Executive Branch. The Constitution of the United States grants to the President
the power to propose legislation. At the beginning of each year, in a televised State of the
Union Message, the President addresses Congress and the nation in the House of

Representatives’ chamber to announce his legislative priorities for that year. Throughout
the year, through executive messages and policy speeches, among other ways, the
President converts the broad concepts from his speech into specific legislative ideas for
congressional consideration. Many proposals grow out of campaign issues and reflect the
policy initiatives that may have led to the President’s election. Many others reflect the
recommendations of his Cabinet and other executive branch policy advisers as they
determine new authority or reforms needed related to existing laws.

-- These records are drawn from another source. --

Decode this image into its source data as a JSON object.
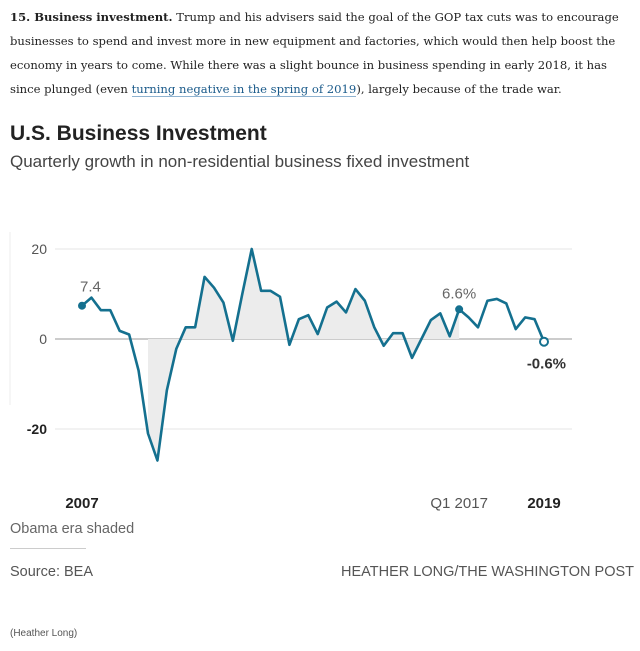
{
  "article": {
    "lead": "15. Business investment.",
    "text_before_link": " Trump and his advisers said the goal of the GOP tax cuts was to encourage businesses to spend and invest more in new equipment and factories, which would then help boost the economy in years to come. While there was a slight bounce in business spending in early 2018, it has since plunged (even ",
    "link": "turning negative in the spring of 2019",
    "text_after_link": "), largely because of the trade war."
  },
  "chart_data": {
    "type": "line",
    "title": "U.S. Business Investment",
    "subtitle": "Quarterly growth in non-residential business fixed investment",
    "xlabel": "",
    "ylabel": "",
    "ylim": [
      -28,
      22
    ],
    "yticks": [
      20,
      0,
      -20
    ],
    "ytick_labels": [
      "20",
      "0",
      "-20"
    ],
    "x_tick_labels": [
      {
        "index": 0,
        "label": "2007"
      },
      {
        "index": 40,
        "label": "Q1 2017"
      },
      {
        "index": 49,
        "label": "2019"
      }
    ],
    "x_start": "2007 Q1",
    "x_end": "2019 Q2",
    "shaded_range": [
      7,
      40
    ],
    "shaded_label": "Obama era shaded",
    "series": [
      {
        "name": "Quarterly growth (%)",
        "color": "#14708f",
        "values": [
          7.4,
          9.2,
          6.4,
          6.4,
          1.8,
          1.0,
          -7.0,
          -21.0,
          -27.0,
          -11.4,
          -2.2,
          2.6,
          2.6,
          13.8,
          11.4,
          8.1,
          -0.4,
          10.0,
          20.0,
          10.7,
          10.7,
          9.4,
          -1.3,
          4.4,
          5.3,
          1.1,
          7.0,
          8.3,
          5.9,
          11.1,
          8.5,
          2.6,
          -1.5,
          1.3,
          1.3,
          -4.2,
          0.0,
          4.2,
          5.7,
          0.6,
          6.6,
          4.8,
          2.6,
          8.5,
          8.9,
          7.9,
          2.2,
          4.8,
          4.4,
          -0.6
        ]
      }
    ],
    "annotations": [
      {
        "index": 0,
        "label": "7.4"
      },
      {
        "index": 40,
        "label": "6.6%"
      },
      {
        "index": 49,
        "label": "-0.6%"
      }
    ],
    "grid": true
  },
  "footer": {
    "source": "Source: BEA",
    "credit": "HEATHER LONG/THE WASHINGTON POST",
    "caption": "(Heather Long)"
  }
}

State and Local Government. Although autonomous from the national
legislature, state and local governments often look to Congress for assistance in solving
local problems. This aid is often monetary, but occasionally it may take the form of
federal regulations affecting local activities. For example, in the case of the Safe
Drinking Water Act, the needs of the locality are met through legislation providing funds,
but also requiring that certain national standards be met. National legislators attempt to
design such legislation in a fashion that favors conditions in their state or district.
Supreme Court. Constitutionality, the highest court in the nation interprets the
laws Congress passes. Legislation ruled unconstitutional by the court, or policy decisions
or directives made by the Court in its rulings, often find their way back to Congress’s
agenda in the form of new legislative proposals.
Foreign Governments. Congress serves a foreign as well as a domestic policy
function. The Senate is constitutionally charged with advice and consent on appointment
of ambassadors and ratification of treaties with foreign governments. The needs of
individual countries and global regions are addressed in Congress as legislative proposals.
Constituents. Members of Congress serve legislative and representative functions.
As representatives, they seek to address the needs of their constituents through the
legislative process. Constituents’ ideas often find their way into legislation. Pictures of
average citizens, and in some cases, famous actors and actresses, rather than lobbyists and
politicians, testifying about specific legislative needs, or the piles of mail from home
being delivered to Members offices are commonplace. Because reelection is so closely
tied to taking care of constituents, many of their demands are translated into legislation,
especially when they affect many individuals and more than one district or state.
Advocacy and Lobby Groups. It is generally believed among Congress
watchers that there exists an interest group for almost every issue before the Congress.
Many of these groups seek to influence decision making once legislation is introduced;
others seek to influence the legislative agenda itself, including which measures should be
considered and which should be kept off the agenda. In addition to providing legislative
proposals, these groups actively seek action on them.
Press. An internal joke on Capitol Hill says that the day after the television show
60 Minutes is on, or the day after the magazine Readers Digest hits the newsstands, are
the worst days to work in a congressional office, especially as a caseworker or press
secretary. These two outside sources are believed on Capitol Hill to provoke more ideas
for more legislation for more Members than all other sources combined. The press is a
potent watchdog for Congress and an equally potent advocate for the citizenry. Ideas
raised in the media, especially local media, elicit serious consideration by Members.